Télécharger l’étude complète, ainsi qu’un résumé avec les réflexions du GSF, et les annexes

Recherches et données probantes pour renforcer l’égalité et la non-discrimination

Les principes fondateurs du GSF incluent notamment l’intégration des questions de genre et d’équité dans les programmes qu’il appuie. En outre, le Fonds a pris en compte l’égalité et la non-discrimination dans son identification initiale des pays et dans son classement des zones géographiques les plus pauvres et les plus mal desservies.

Pourtant, lors de son lancement en 2008, le GSF ne disposait pas encore d’outils ni de systèmes appropriés pour aborder l’égalité et la non-discrimination de manière systématique ; mais avec le temps, le Fonds a progressivement renforcé la prise en compte de ces enjeux.

En 2016, le WSSCC a recruté une équipe d’experts indépendants pour entreprendre un diagnostic approfondi de l’approche du GSF en matière d’égalité et de non-discrimination afin de renforcer la programmation et de contribuer à la base de connaissances du secteur de l’assainissement et de l’hygiène.

La première partie de ce travail — une évaluation de six pays (Éthiopie, Malawi, Népal, Nigéria, Sénégal et Togo) et une étude documentaire portant sur l’ensemble des programmes appuyés par le GSF — s’est achevée en 2017, avec la publication de cette nouvelle étude.

Des résultats positifs, mais une attention plus proactive est nécessaire

L’étude révèle qu’un grand nombre de personnes pouvant être considérées comme défavorisées ont bénéficié des programmes appuyés par le GSF, particulièrement dans les zones dont le statut FDAL (Fin de la défécation à l’air libre) a été vérifié. En outre, une série de résultats et d’impacts positifs liés à l’autonomisation, à la sécurité, à la commodité, à la facilité d’emploi, à l’estime de soi, à la santé, à la dignité, à l’amélioration de l’environnement et à la génération de revenus ont été signalés par des personnes pouvant être considérées comme défavorisées.
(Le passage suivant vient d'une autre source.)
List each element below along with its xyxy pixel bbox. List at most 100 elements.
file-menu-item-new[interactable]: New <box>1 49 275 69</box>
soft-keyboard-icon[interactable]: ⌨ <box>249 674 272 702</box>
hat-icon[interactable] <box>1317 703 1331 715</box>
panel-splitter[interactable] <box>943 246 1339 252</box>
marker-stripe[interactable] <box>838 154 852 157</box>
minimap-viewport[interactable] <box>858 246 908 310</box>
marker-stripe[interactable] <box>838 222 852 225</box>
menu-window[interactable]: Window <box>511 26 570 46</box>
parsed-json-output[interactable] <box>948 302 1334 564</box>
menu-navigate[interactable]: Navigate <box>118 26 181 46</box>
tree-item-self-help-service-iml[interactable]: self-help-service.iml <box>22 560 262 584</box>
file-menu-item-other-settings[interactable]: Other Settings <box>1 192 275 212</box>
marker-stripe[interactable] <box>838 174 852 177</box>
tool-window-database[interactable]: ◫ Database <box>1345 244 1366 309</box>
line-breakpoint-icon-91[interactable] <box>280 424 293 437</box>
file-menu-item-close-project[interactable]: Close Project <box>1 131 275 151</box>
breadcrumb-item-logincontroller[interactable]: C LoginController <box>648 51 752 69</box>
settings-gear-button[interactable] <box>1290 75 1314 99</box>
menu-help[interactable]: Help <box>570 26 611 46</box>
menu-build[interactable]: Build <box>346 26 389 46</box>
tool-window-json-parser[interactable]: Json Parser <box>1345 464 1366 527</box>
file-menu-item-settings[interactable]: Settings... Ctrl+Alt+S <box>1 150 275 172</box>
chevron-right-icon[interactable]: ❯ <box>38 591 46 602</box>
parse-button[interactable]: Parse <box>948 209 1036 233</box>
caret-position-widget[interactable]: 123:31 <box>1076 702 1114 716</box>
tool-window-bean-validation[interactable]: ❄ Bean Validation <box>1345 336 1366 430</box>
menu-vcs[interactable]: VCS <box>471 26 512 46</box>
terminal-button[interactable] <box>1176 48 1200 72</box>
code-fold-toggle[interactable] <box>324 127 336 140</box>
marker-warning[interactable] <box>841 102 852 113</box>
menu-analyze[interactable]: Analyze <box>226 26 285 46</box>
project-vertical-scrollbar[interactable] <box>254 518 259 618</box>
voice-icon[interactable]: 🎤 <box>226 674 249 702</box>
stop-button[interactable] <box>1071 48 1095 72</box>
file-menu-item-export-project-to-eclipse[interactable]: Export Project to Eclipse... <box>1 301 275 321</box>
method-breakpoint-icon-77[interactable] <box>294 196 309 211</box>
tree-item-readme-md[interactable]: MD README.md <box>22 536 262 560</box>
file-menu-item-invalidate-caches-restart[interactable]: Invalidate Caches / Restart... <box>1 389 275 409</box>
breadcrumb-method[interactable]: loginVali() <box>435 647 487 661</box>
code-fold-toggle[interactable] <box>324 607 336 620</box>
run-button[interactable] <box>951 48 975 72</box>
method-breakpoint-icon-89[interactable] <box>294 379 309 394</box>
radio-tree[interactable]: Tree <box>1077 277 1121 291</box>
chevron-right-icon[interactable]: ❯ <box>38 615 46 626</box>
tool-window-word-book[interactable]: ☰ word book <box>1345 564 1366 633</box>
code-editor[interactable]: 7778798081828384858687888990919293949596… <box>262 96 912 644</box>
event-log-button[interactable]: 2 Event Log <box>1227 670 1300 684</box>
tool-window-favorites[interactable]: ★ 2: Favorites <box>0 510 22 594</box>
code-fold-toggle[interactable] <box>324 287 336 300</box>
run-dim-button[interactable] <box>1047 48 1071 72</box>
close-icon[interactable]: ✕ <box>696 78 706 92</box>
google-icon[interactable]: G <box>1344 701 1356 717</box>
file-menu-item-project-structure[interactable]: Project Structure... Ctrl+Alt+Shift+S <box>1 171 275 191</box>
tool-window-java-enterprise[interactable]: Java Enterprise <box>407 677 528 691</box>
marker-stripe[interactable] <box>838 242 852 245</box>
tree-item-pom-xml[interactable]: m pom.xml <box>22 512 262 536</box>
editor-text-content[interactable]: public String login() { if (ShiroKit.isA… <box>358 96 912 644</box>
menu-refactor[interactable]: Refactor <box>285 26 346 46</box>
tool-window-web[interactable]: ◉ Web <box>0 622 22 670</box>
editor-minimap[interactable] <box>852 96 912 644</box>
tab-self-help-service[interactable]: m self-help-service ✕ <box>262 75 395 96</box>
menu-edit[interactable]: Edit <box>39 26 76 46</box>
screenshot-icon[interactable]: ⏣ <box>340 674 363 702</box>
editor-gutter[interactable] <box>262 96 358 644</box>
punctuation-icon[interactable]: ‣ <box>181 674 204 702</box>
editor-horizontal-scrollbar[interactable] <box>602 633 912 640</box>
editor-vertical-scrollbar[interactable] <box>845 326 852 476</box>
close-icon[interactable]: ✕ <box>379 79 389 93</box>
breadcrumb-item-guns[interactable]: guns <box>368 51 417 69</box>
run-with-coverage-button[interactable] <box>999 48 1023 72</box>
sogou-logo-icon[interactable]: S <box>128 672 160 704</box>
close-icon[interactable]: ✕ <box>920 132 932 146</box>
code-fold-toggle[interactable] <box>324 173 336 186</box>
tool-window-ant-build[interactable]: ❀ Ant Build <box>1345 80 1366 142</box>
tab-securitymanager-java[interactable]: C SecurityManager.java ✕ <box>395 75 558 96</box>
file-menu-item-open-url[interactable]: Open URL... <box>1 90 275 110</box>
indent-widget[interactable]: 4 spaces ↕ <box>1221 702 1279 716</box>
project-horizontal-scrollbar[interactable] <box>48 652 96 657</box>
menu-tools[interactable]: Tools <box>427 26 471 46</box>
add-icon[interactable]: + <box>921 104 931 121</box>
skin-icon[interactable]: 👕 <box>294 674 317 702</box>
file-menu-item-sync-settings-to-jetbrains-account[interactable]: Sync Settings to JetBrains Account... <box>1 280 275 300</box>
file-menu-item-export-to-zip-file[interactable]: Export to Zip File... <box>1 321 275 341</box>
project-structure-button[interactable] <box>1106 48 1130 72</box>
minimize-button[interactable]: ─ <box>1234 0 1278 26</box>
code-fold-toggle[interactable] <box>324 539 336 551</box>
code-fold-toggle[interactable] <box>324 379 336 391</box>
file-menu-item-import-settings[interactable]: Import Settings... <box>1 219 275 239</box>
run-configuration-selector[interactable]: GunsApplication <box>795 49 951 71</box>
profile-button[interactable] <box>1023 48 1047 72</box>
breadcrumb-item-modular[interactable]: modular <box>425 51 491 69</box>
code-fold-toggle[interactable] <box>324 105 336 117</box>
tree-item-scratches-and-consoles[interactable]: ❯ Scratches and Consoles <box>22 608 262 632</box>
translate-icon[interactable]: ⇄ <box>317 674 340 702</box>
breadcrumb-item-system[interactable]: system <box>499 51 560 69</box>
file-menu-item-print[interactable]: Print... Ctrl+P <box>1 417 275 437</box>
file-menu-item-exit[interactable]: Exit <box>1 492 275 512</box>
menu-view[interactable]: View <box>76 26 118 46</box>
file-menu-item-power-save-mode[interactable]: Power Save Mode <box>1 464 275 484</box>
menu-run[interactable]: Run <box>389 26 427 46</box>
Toutefois, l’étude conclut que le GSF n’a pas encore systématiquement inscrit l’égalité et la non-discrimination dans toutes les étapes du cycle de programme. On trouve dans tous les pays des personnes qui sont passées à travers les mailles du filet ou dont la vie est devenue plus difficile après qu’elles ont subi des pressions indues ou contracté un prêt et vendu des actifs pour construire des toilettes. Tout au long du cycle de programme, le GSF doit veiller de façon plus proactive à s’appuyer sur les succès actuels, à ne pas faire de laissés-pour-compte et à ne faire de tort à personne par le biais des actions ou des omissions des programmes qu’il soutient.

Le GSF est en train de mettre les recommandations de l’étude en pratique grâce à la révision de ses lignes directrices, normes minimales, outils pratiques et autres mécanismes.

David Shimkus, le directeur des programmes du GSF pour le WSSCC, a salué les conclusions et les recommandations de l’étude. Il a déclaré :

« Alors que 2,3 milliards de personnes n’auraient toujours pas accès à un assainissement de base et que l’objectif de développement durable 6.2 appelle à l’assainissement et à l’hygiène pour tous, le GSF du WSSCC continue d’être bien positionné pour contribuer à la réalisation de cette cible en concevant avec soin des programmes de grande ampleur. Mais l’on ne pourra atteindre l’universalité, qui ne fait pas de laissés-pour-compte, qu’en mettant systématiquement l’accent sur l’égalité et la non-discrimination.

« Des espaces sûrs, des mécanismes d’apprentissage et des plates-formes seront nécessaires pour renforcer l’égalité et la non-discrimination, et il faudra dialoguer de manière constructive avec les acteurs de l’ensemble du secteur WASH qui luttent contre les mêmes problèmes. Le WSSCC se réjouit de partager les difficultés et les succès en cours de route. »

Le WSSCC s’est engagé à contribuer à l’amélioration de l’égalité des sexes (ODD 5) et à la réduction des inégalités (ODD 10) par le biais de ses programmes d’assainissement et d’hygiène, comme indiqué dans son Plan stratégique 2017-2020.